Pediatric cardiomyopathy illustrates the importance of reinterpreting the significance of genetic variants

Abstract

Background

Clinical genetic testing is increasingly being utilized to establish a molecular diagnosis to help manage children with cardiomyopathy and to assess the risk of cardiomyopathy among family members. However, as evidence and guidelines evolve, variant classification can change with the potential to impact counseling and family screening.

Objectives

The main purpose of this study was to investigate whether variants in cardiomyopathy genes previously interpreted by clinical genetic testing laboratories would be reclassified under current guidelines for the interpretation of sequence variants.

Methods

In 211 children enrolled in the Pediatric Cardiomyopathy Registry, we compared the results of previous clinical genetic testing with the results of research testing in 37 cardiomyopathy genes.

Results

The mean time difference between initial testing and reinterpretation was 7 years.
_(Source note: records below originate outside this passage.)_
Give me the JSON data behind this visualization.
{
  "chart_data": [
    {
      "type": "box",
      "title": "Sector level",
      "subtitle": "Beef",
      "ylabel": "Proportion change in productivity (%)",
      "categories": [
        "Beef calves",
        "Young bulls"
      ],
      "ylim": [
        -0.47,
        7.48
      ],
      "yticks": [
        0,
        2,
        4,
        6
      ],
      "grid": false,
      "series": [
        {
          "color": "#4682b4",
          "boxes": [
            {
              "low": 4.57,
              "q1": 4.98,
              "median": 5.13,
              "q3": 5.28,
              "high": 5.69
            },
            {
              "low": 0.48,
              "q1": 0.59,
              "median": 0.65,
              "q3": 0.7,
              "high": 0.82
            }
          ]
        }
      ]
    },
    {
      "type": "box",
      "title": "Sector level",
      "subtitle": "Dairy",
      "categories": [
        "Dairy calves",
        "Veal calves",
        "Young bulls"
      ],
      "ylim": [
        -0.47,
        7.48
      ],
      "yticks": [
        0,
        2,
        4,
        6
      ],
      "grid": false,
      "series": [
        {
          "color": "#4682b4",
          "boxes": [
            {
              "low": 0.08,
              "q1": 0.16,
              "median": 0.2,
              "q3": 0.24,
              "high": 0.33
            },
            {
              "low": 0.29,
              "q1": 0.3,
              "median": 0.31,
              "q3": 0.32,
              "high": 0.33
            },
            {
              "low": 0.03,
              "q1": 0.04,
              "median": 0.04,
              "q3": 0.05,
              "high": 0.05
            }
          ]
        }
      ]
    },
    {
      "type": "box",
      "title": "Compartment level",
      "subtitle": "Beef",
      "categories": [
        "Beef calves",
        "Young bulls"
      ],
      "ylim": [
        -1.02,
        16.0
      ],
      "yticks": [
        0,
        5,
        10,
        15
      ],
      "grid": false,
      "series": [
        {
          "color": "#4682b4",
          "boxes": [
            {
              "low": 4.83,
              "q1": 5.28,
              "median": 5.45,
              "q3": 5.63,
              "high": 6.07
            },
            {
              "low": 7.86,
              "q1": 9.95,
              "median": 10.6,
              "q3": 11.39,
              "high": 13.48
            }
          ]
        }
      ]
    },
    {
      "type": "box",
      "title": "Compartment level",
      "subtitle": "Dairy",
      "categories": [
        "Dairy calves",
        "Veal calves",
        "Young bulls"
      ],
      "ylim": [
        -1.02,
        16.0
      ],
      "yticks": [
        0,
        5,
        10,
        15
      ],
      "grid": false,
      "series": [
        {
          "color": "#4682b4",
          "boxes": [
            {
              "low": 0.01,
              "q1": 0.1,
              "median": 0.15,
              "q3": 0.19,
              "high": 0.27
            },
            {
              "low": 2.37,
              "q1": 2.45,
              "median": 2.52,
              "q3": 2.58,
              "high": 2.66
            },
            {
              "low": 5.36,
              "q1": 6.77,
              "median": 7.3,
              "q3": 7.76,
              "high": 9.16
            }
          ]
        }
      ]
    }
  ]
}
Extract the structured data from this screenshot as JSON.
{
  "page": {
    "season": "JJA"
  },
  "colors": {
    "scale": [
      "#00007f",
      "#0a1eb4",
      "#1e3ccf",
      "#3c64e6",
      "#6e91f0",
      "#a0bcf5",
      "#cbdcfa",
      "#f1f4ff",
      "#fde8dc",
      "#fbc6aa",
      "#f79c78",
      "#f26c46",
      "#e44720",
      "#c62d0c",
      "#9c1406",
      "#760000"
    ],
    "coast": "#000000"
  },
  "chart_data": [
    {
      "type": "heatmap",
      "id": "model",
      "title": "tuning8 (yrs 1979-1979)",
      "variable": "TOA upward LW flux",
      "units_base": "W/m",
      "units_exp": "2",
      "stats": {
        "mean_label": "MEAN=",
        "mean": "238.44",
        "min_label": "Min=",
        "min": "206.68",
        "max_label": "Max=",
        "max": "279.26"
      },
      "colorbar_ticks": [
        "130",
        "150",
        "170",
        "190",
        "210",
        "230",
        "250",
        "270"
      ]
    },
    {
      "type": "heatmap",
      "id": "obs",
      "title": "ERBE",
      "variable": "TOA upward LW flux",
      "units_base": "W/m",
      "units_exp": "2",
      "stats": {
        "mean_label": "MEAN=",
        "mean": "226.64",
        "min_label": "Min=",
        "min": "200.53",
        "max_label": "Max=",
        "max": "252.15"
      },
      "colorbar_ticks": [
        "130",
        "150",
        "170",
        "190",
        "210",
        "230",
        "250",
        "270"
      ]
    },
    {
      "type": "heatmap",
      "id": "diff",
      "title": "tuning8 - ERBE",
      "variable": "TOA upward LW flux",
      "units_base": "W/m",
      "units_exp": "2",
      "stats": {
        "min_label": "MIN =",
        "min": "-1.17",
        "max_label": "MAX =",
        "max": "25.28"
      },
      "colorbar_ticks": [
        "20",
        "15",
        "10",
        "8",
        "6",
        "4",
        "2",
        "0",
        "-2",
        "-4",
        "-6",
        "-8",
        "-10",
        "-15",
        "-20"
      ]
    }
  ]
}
Using the 2015 American College of Medical Genetics and Genomics guidelines for the interpretation of sequence variants, we found that 18 % of the tested population had a change in variant classification. Ninety-two percent of the initial classifications were performed before the publication of the guidelines, with 82 % of reclassifications resulting in a variant downgrade. Most of these were changes from the pathogenic or likely pathogenic category to a variant of uncertain significance. Reclassification frequency was similar across types of cardiomyopathy.

Conclusion

Our results highlight that a portion of variants get downgraded, and periodic reinterpretation of genetic testing results is necessary for all types of cardiomyopathy—particularly for variant interpretations prior to 2015. Importantly, variant reclassification has potential impact on the clinical management of at-risk patients.